In a floor speech this week, a House Republican urged his colleagues to launch a congressional investigation into possible links between childhood vaccinations and childhood autism.
Rep. Bill Posey (R-Fla.) on Tuesday discussed the findings of Centers for Disease Control and Prevention scientist William Thompson, who’s emerged in recent months as a leading figure in the fight to further study health risks associated with vaccines. Thompson made headlines in August when he revealed that CDC officials opted not to publish information from a study finding that the measles, mumps and rubella vaccine increased autism risk for African-American boys.
Thompson’s interest in exposing possible vaccine risks is particularly important because he isn’t opposed to childhood vaccinations, rather he describes himself as being “absolutely, resolutely pro-vaccine” but deeply disturbed that the CDC is withholding information about vaccination risks from the public.
Posey criticized lawmakers for dragging their feet in launching an inquiry into Thompson’s claims which the lawmaker first began informing his colleagues of in a series of impassioned floor speeches months ago.
“I believe it is my duty that the documents Dr. Thompson provided are not ignored,” Posey said Tuesday.

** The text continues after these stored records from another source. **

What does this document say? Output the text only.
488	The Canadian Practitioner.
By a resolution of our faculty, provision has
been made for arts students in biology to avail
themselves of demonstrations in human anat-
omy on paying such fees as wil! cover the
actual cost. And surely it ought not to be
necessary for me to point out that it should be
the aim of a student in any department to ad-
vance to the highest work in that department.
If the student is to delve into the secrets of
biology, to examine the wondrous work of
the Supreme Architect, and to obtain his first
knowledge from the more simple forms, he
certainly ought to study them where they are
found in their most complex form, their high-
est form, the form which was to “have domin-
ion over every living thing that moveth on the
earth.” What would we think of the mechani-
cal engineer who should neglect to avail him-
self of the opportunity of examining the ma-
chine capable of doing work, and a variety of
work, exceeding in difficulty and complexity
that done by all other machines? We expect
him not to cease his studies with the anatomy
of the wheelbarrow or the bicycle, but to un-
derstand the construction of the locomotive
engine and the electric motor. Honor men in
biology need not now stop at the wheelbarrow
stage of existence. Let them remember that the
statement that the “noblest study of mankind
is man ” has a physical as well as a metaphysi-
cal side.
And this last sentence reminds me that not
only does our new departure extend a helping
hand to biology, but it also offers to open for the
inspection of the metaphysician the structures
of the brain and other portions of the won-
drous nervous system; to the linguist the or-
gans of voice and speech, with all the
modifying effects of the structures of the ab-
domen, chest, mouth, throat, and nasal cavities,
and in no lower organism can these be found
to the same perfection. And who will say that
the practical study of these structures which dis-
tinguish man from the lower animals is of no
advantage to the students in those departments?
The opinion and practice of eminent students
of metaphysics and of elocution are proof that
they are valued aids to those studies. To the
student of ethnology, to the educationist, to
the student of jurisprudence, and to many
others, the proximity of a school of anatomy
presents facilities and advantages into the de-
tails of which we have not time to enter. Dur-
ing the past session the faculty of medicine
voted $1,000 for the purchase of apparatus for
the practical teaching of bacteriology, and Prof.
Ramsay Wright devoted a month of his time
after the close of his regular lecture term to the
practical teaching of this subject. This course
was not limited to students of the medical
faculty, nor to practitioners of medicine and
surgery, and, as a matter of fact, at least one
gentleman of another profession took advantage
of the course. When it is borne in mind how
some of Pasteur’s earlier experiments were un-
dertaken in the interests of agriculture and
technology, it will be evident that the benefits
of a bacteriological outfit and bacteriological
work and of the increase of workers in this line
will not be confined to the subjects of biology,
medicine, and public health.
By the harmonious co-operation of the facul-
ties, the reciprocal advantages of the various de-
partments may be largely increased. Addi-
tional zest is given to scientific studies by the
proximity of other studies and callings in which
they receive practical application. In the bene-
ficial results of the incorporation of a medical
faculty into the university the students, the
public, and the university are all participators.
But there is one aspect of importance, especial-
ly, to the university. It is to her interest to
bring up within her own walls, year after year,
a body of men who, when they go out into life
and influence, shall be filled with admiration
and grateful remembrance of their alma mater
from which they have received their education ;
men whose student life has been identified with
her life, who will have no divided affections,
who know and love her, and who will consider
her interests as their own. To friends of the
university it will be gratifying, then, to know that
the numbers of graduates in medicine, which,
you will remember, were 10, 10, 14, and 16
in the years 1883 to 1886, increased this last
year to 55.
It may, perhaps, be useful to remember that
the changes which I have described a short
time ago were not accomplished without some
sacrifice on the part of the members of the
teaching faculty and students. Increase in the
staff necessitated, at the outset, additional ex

Thompson’s claims were completely ignored during a recent Senate Committee on Health, Education, Labor and Pensions (HELP) hearing that focused solely on vaccinations. For Posey, the upper chamber’s failure to investigate the claims only makes more urgent the need for House action.
“Considering the nature of the whistleblower’s documents, as well as the involvement of the CDC, a hearing and a thorough investigation is warranted. So I ask Mr. Speaker, I beg, I implore my colleagues on the Appropriations committees to please, please take such action,” Posey said.
Thompson, who was one of the authors of the unpublished vaccine study, explained the importance of its findings — and the dangers of ignoring them — with Posey’s office early in the summer.
Posey read this quote from Thompson’s correspondence for lawmakers back in July:
At the bottom of Table 7 it also shows that for the non-birth certificate sample, the adjusted race effect statistical significance was huge. All the authors and I met and decided sometime between August and September ’02 not to report any race effects for the paper. Sometime soon after the meeting, we decided to exclude reporting any race effects, the co-authors scheduled a meeting to destroy documents related to the study. The remaining four co-authors all met and brought a big garbage can into the meeting room and reviewed and went through all the hard copy documents that we had thought we should discard and put them in a huge garbage can. However, because I assumed it was illegal and would violate both FOIA and DOJ requests, I kept hard copies of all documents in my office and I retained all associated computer files. I believe we intentionally withheld controversial findings from the final draft of the Pediatrics paper.
Following Posey’s initial calls for a congressional investigation, CDC spokesman Tom Skinner told Forbes that the agency would look into the whistle-blower’s concerns.
“Consistent with CDC’s existing policies and procedures, the agency, through its Office of the Associate Director for Science (ADS), and in coordination with the [Health and Human Services] Office of Research Integrity, is reviewing these concerns. The agency will provide further information once the review is completed,” he said.
The CDC has yet to release any of the information promised in Skinner’s August statement.